House of Mystery presents Jordan with a myriad of options. We could focus on the fact that the house, the setting for the framing device, is actually a sentient character. There’s plenty of room to build some sort of survival horror out of that. Alternately he could come up with a story centered around Cain and Abel. Or maybe he would just like to play with the classic characters that appeared in House of Mystery and House of Secrets: Swamp Thing, Martian Manhunter, Dial H for Hero, Eclipso, I, Vampire, etc.

While I’d be amenable to exploring any of these ideas, I would propose the series to Jordan with the following raison d’etre. Each issue of this proposed House of Mystery revival would feature an unrelated short tale of horror, however the second issue would make some reference to the events of the first. I’d encourage Jordan to find nooks and crannies in the DCU to inspire some of his stories, while creating seemingly independent situations for the others. After five or six standalone stories, the lingering elements – the witnesses, the artifacts, the survivors – would start to appear in a final new story, leading to the introduction of Cain and Abel in some form or another.

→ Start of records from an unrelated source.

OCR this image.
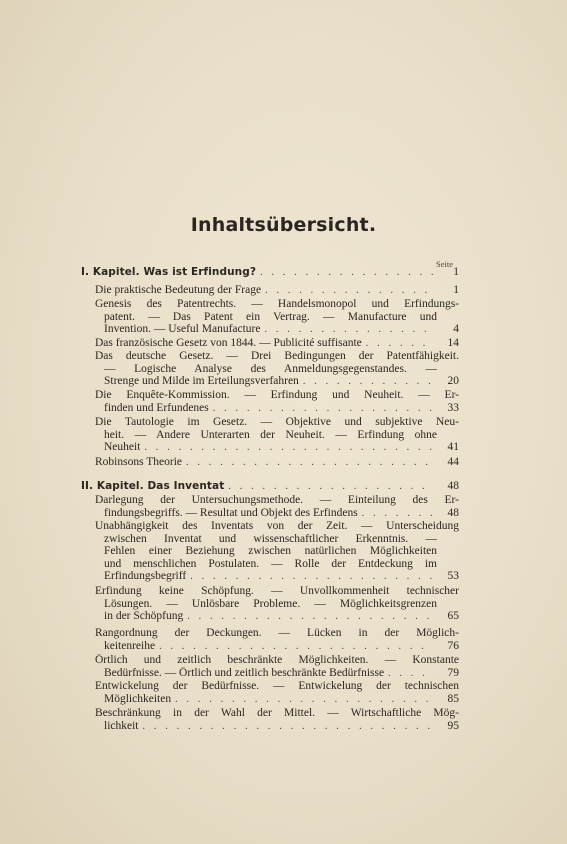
Inhaltsübersicht.
Seite
I. Kapitel. Was ist Erfindung? . . .	1
Die praktische Bedeutung der Frage . . .	1
Genesis des Patentrechts. — Handelsmonopol und Erfindungs-
patent. — Das Patent ein Vertrag. — Manufacture und
Invention. — Useful Manufacture . . .	4
Das französische Gesetz von 1844. — Publicité suffisante . . .	14
Das deutsche Gesetz. — Drei Bedingungen der Patentfähigkeit.
— Logische Analyse des Anmeldungsgegenstandes. —
Strenge und Milde im Erteilungsverfahren . . .	20
Die Enquête-Kommission. — Erfindung und Neuheit. — Er-
finden und Erfundenes . . .	33
Die Tautologie im Gesetz. — Objektive und subjektive Neu-
heit. — Andere Unterarten der Neuheit. — Erfindung ohne
Neuheit . . .	41
Robinsons Theorie . . .	44
II. Kapitel. Das Inventat . . .	48
Darlegung der Untersuchungsmethode. — Einteilung des Er-
findungsbegriffs. — Resultat und Objekt des Erfindens . . .	48
Unabhängigkeit des Inventats von der Zeit. — Unterscheidung
zwischen Inventat und wissenschaftlicher Erkenntnis. —
Fehlen einer Beziehung zwischen natürlichen Möglichkeiten
und menschlichen Postulaten. — Rolle der Entdeckung im
Erfindungsbegriff . . .	53
Erfindung keine Schöpfung. — Unvollkommenheit technischer
Lösungen. — Unlösbare Probleme. — Möglichkeitsgrenzen
in der Schöpfung . . .	65
Rangordnung der Deckungen. — Lücken in der Möglich-
keitenreihe . . .	76
Örtlich und zeitlich beschränkte Möglichkeiten. — Konstante
Bedürfnisse. — Örtlich und zeitlich beschränkte Bedürfnisse . . .	79
Entwickelung der Bedürfnisse. — Entwickelung der technischen
Möglichkeiten . . .	85
Beschränkung in der Wahl der Mittel. — Wirtschaftliche Mög-
lichkeit . . .	95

In fact, if Jordan wanted, we could even try to fit a backup featuring, if not necessarily starring, Cain and Abel into the earlier issues to help give a sense of continuity and encourage readers not to jump off of the series.

By finding a middle ground between the sheer range and creativity of an anthology series and the comfort of a familiar narrative, I think we could give this series another shot. It’s not like there aren’t enough different elements to base a new take on, the house itself could be interpreted any number of ways! House of Mystery would be a way station for those who are looking for something a little less directly tied to the complex web that is DC continuity. The title has always changed to suit the times. Able to call upon the strangeness of a world of lantern-jawed men desperate to pretend they’re not wearing spandex as readily as it could follow the normal and powerless, House of Mystery would keep on doing what it does best.